Successful candidates will focus on advancing the state-of-the-art in data integration across modalities to solve challenging problems in processing, evaluating, and interpreting molecular imaging data. Working closely with our instrumentation development teams and clinical collaborators, the candidate will be responsible for inventing, developing, and validating machine learning and computer vision algorithms. He/she will develop a set of semi-automated and automated image processing and analysis applications for image segmentation, classification, registration, feature extraction, and pattern detection. Post-doctoral candidates joining our team will have access to our state-of-the-art computational resources including a dedicated computation environment on a local server with CUDA-enabled GPUs as well as high-performance computing resources through Vanderbilt’s ACCRE and the Pittsburg Supercomputing Center.
Our group and close collaborators are made up of a diverse team of researchers with backgrounds in bioinformatics, computer science, mathematical engineering, bioanalytical chemistry, cell biology, molecular biology, neurology, and pathology. In addition to the aforementioned computational resources, we have cutting-edge molecular imaging instrumentation including two Bruker timsTOF Flex platforms, a 9.4T and 15T Bruker Fourier transform ion cyclotron mass spectrometers with MALDI and ESI sources, a Bruker Rapiflex MALDI tissuetyper, a GeoMX Digitial Spatial Profiler and Illumina NGS system for spatial transcriptomics, a Zeiss Axio Observer Z1 inverted microscope integrated with an Akoya CODEX system, and a Zeiss Axio Scan Z1 brightfield and fluorescence slide scanner.
• Independent problem solver: able to plan and execute development projects and experiments independently. • Bioinformatics and/or computer science background. Focus on image analysis is a plus. • Proficiency in data science language: Python, R, or Matlab. Python is a plus. Knowledge of good code development practices (unit/integration testing, continuous integration, deployment, etc.) is also a plus. • Knowledge of machine learning fundamentals and evaluation of machine learning models. Knowledge of deep learning frameworks like Pytorch or Tensorflow is a plus. • Experience working with mass spectrometry, microscopy, and/or transcriptomics data is a plus, but not required. • Web development skills are a plus, but not required. • Candidates will be asked to work simultaneously on multiple projects (including internal and external collaborations) and will need to have a strong willingness to learn additional research skills when needed. • Willingness to interface with wet lab and instruments to design computational approaches to data collection in addition to data analysis.
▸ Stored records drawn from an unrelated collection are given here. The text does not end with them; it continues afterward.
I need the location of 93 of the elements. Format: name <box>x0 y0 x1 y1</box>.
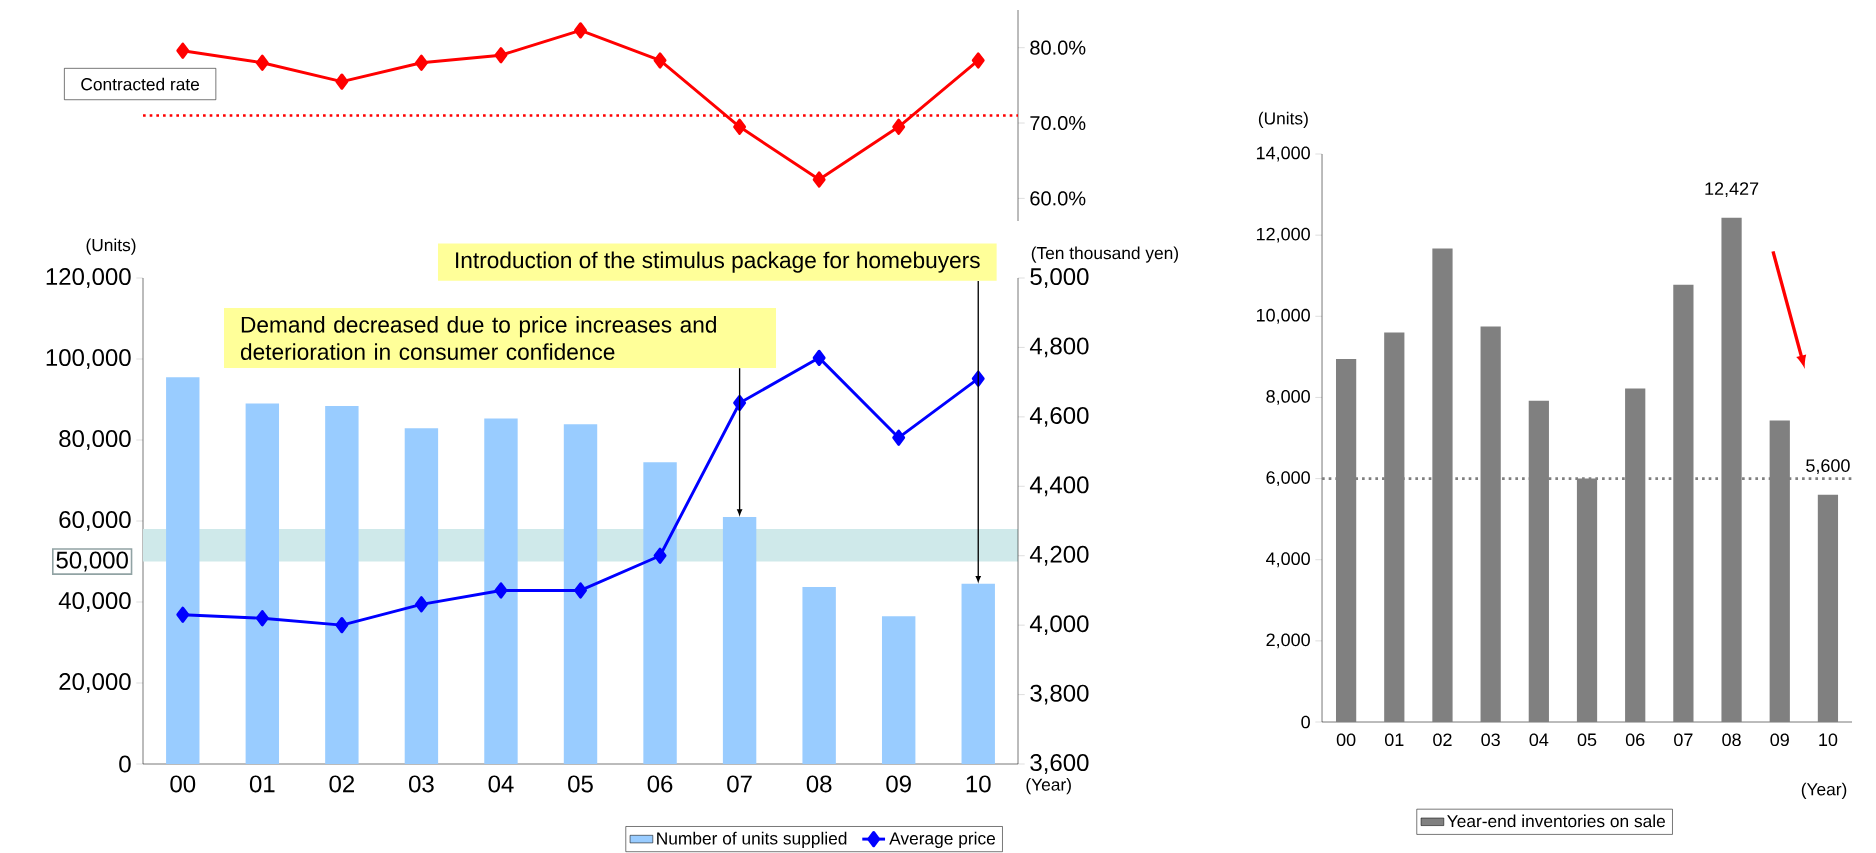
y-tick-label: 100,000 <box>46 349 131 369</box>
x-tick-label: 09 <box>1770 733 1789 747</box>
y-tick-label: 60,000 <box>59 511 131 531</box>
bar <box>881 616 916 765</box>
x-tick-label: 03 <box>1481 733 1500 747</box>
y2-tick-label: 4,400 <box>1029 476 1089 497</box>
x-tick-label: 00 <box>1336 733 1356 747</box>
point <box>733 118 747 135</box>
annotation: Demand decreased due to price increases and deterioration in consumer confidence <box>240 316 716 360</box>
x-tick-label: 07 <box>727 775 752 793</box>
y2-tick-label: 3,800 <box>1030 684 1089 705</box>
x-tick-label: 07 <box>1674 733 1693 747</box>
y2-tick-label: 4,200 <box>1029 545 1089 566</box>
y-tick-label: 80,000 <box>59 430 131 450</box>
x-tick-label: 10 <box>1819 733 1838 747</box>
x-tick-label: 08 <box>806 775 832 793</box>
x-tick-label: 09 <box>886 775 911 793</box>
point <box>892 118 906 135</box>
point <box>653 52 667 69</box>
x-axis-title: (Year) <box>1801 782 1847 799</box>
x-tick-label: 02 <box>329 775 355 793</box>
y2-tick-label: 4,600 <box>1029 406 1089 427</box>
bar <box>166 377 200 765</box>
bar <box>802 587 836 765</box>
x-tick-label: 00 <box>170 775 196 793</box>
point <box>653 547 667 564</box>
y2-tick-label: 5,000 <box>1030 268 1089 288</box>
x-tick-label: 08 <box>1722 733 1741 747</box>
y-tick-label: 6,000 <box>1266 471 1310 487</box>
point <box>574 22 587 39</box>
y-tick-label: 4,000 <box>1266 552 1310 568</box>
point <box>335 617 349 634</box>
y-tick-label: 20,000 <box>59 673 131 693</box>
point <box>176 42 190 59</box>
point <box>414 54 428 71</box>
series-label: Contracted rate <box>81 77 200 91</box>
point <box>892 429 906 446</box>
data-label: 12,427 <box>1705 182 1759 198</box>
y-tick-label: 14,000 <box>1256 146 1310 162</box>
annotation: Introduction of the stimulus package for homebuyers <box>456 251 980 273</box>
x-tick-label: 02 <box>1433 733 1452 747</box>
point <box>812 171 826 188</box>
legend-label: Number of units supplied <box>657 831 847 848</box>
point <box>414 596 428 613</box>
bar <box>722 516 757 765</box>
x-tick-label: 04 <box>1529 733 1549 747</box>
x-tick-label: 04 <box>488 775 514 793</box>
x-axis-title: (Year) <box>1026 778 1071 795</box>
point <box>494 582 508 599</box>
point <box>494 47 508 64</box>
y2-tick-label: 3,600 <box>1030 754 1089 774</box>
legend-label: Average price <box>889 831 996 848</box>
point <box>176 606 190 623</box>
point <box>255 54 269 71</box>
y-tick-label: 0 <box>1301 715 1310 729</box>
y2-axis-title: (Ten thousand yen) <box>1031 246 1179 263</box>
bar <box>643 462 677 765</box>
y-tick-label: 0 <box>119 755 131 773</box>
y-axis-title: (Units) <box>86 238 136 255</box>
bar <box>245 403 280 765</box>
legend-label: Year-end inventories on sale <box>1447 814 1665 828</box>
data-label: 5,600 <box>1806 459 1850 475</box>
x-tick-label: 05 <box>568 775 593 793</box>
y-tick-label: 2,000 <box>1266 633 1310 649</box>
y-tick-label: 10,000 <box>1256 308 1310 324</box>
point <box>971 52 985 69</box>
x-tick-label: 10 <box>966 775 991 793</box>
bar <box>1817 494 1839 723</box>
y-tick-label: 120,000 <box>46 268 131 288</box>
y-tick-label: 60.0% <box>1030 191 1086 206</box>
x-tick-label: 06 <box>1625 733 1645 747</box>
bar <box>961 583 995 765</box>
x-tick-label: 01 <box>249 775 275 793</box>
y2-tick-label: 4,800 <box>1029 337 1089 358</box>
point <box>812 349 826 366</box>
bar <box>404 428 439 765</box>
bar <box>563 424 598 765</box>
y-axis-title: (Units) <box>1258 111 1308 128</box>
band-label: 50,000 <box>56 551 128 572</box>
x-tick-label: 06 <box>647 775 673 793</box>
y-tick-label: 70.0% <box>1030 115 1086 131</box>
bar <box>484 418 518 765</box>
y-tick-label: 80.0% <box>1030 40 1086 55</box>
point <box>335 73 349 90</box>
x-tick-label: 03 <box>409 775 434 793</box>
x-tick-label: 01 <box>1384 733 1404 747</box>
x-tick-label: 05 <box>1577 733 1597 747</box>
y-tick-label: 40,000 <box>58 592 131 612</box>
point <box>255 610 269 627</box>
y-tick-label: 8,000 <box>1266 390 1310 405</box>
y-tick-label: 12,000 <box>1256 227 1310 243</box>
bar <box>325 405 359 765</box>
point <box>574 582 587 599</box>
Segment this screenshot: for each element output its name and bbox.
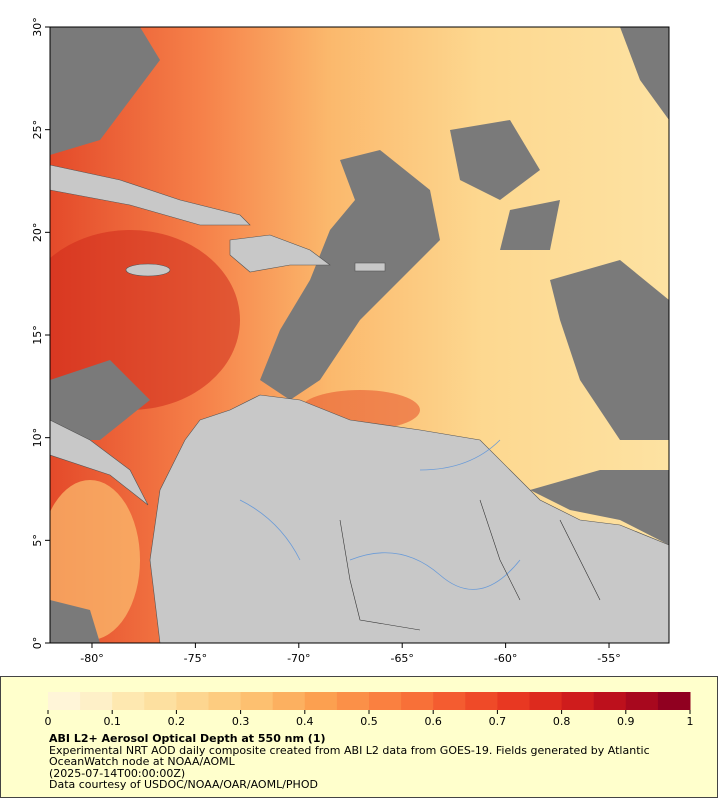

Please contact Jeff Spraggins email@example.com you are interested in learning more about postdoctoral training opportunities in our research group.
Vanderbilt University is committed to the acceptance of a diverse group of trainees that is populated with people of all races, ethnicities, genders, gender identities, sexual orientations, disabilities, all places of geographic origin, and the full spectrum of socio-economic status.